Cependant, le juge du référé précontractuel relève que ce candidat avait uniquement rédigé une étude de diagnostic mais pas le cahier des charges de la consultation en cause, soulignant que cette étude de diagnostic a été jointe au dossier de la consultation et par suite à la disposition de tous les candidats.
C’est donc à tort que ce candidat a été exclu de la procédure.
Illustration du contenu du mémoire en réclamation
Constitue un mémoire en réclamation au sens des stipulations du CCAG Travaux, un mémoire reprenant les demandes de règlement complémentaire adressées au maître d’ouvrage et comportant notamment une contestation de l’application des pénalités de retard et réfactions infligées.
En outre, ce mémoire « expose de manière détaillée les sommes demandées et est assorti de très nombreuses explications et pièces jointes, en particulier des comptes rendus de réunions hebdomadaires, les ordres de services assortis des réserves émises par la société et des tableaux récapitulatifs des sommes demandées ».
Vérification du niveau de capacité en procédure avec négociation
Dans le cadre d’une procédure avec négociation, la vérification des capacités des opérateurs économiques sur lesquels un candidat entend s’appuyer doit être réalisée avant l’envoi de l’invitation à la négociation.
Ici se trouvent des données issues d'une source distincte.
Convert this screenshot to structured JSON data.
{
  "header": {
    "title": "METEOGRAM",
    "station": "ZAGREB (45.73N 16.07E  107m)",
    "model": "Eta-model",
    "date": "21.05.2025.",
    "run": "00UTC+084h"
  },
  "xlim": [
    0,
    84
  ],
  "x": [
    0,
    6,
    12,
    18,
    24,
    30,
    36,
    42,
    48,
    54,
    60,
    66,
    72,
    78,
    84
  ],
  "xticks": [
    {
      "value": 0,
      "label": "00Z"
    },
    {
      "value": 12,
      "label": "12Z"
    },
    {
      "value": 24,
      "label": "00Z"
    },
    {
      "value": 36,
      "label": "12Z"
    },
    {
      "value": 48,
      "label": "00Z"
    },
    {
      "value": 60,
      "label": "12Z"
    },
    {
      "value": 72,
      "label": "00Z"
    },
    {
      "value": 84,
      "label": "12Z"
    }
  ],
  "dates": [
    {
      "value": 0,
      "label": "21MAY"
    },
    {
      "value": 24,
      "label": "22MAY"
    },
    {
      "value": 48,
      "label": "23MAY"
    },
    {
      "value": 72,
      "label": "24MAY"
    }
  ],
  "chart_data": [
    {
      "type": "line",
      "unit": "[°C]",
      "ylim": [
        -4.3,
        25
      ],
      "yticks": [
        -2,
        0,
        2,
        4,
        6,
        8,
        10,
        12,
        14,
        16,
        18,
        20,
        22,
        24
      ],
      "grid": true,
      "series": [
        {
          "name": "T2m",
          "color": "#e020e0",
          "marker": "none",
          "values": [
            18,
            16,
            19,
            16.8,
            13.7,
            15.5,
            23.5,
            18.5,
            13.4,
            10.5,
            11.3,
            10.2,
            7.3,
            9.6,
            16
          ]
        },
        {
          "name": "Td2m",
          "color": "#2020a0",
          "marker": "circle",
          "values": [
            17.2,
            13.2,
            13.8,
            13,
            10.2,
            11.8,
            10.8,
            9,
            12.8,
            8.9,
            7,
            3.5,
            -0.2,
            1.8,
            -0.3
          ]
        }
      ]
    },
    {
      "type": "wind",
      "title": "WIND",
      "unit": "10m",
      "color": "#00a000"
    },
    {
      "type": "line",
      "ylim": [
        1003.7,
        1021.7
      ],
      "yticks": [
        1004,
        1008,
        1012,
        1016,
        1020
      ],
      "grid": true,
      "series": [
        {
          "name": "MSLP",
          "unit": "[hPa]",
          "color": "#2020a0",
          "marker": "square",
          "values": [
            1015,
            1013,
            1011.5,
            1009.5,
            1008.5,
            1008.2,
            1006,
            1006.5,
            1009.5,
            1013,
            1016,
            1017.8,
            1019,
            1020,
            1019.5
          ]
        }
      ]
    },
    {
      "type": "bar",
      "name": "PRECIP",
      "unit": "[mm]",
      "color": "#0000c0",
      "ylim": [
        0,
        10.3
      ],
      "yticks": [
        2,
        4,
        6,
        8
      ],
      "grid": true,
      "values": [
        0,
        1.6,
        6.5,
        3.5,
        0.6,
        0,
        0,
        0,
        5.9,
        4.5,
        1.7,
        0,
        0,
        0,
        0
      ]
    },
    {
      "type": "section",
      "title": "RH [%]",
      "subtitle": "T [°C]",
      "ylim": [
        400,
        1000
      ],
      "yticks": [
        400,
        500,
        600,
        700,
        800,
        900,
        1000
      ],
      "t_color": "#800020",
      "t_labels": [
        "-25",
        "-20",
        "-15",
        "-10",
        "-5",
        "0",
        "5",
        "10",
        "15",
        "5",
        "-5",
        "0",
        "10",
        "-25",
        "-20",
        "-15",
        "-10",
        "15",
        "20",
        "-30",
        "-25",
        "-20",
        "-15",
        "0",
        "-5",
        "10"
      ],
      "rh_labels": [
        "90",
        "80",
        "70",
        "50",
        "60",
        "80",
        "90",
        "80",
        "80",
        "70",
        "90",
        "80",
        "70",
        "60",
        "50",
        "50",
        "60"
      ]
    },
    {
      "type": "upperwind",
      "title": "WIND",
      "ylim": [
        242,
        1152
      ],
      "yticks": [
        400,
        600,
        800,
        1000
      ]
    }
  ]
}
Dans ce cadre, le candidat doit produire dans son dossier de candidature notamment des attestations formalisées de mise à disposition des capacités des entreprises tierces dont il entend se prévaloir.
Les seules indications en ce sens dans le mémoire technique ou les forts liens capitalistiques ou le partage des dirigeants ne constituent pas une preuve suffisante.
Prise en compte de l’expérience des candidats « en milieu tropical »
Dans le cadre de la passation d’un marché de conception réalisation, le règlement de la consultation exigeait que les candidats justifient de compétences dans les domaines des travaux « tous corps d’état » et de la qualité environnementale du bâti en milieu tropical, en particulier d’expériences de construction scolaire en milieu tropical.
Compte tenu de l’objet du marché, le juge des référés considère que la commune pouvait valablement se fonder sur un motif tiré de l’insuffisance des capacités professionnelles du groupement en matière de construction scolaire en milieu tropical pour rejeter sa candidature.
TA Mayotte, 26 janvier 2024, n°2304704

Par Laurent Bidault , Avocat Associé chez Novlaw Avocats , spécialisé en droit public , notamment en droit des contrats publics (marché public, concession) et en droit immobilier public (aménagement, urbanisme, construction). Il a également développé une expertise particulière en matière d’ innovation appliquée au secteur public (achat innovant, R&D, BIM).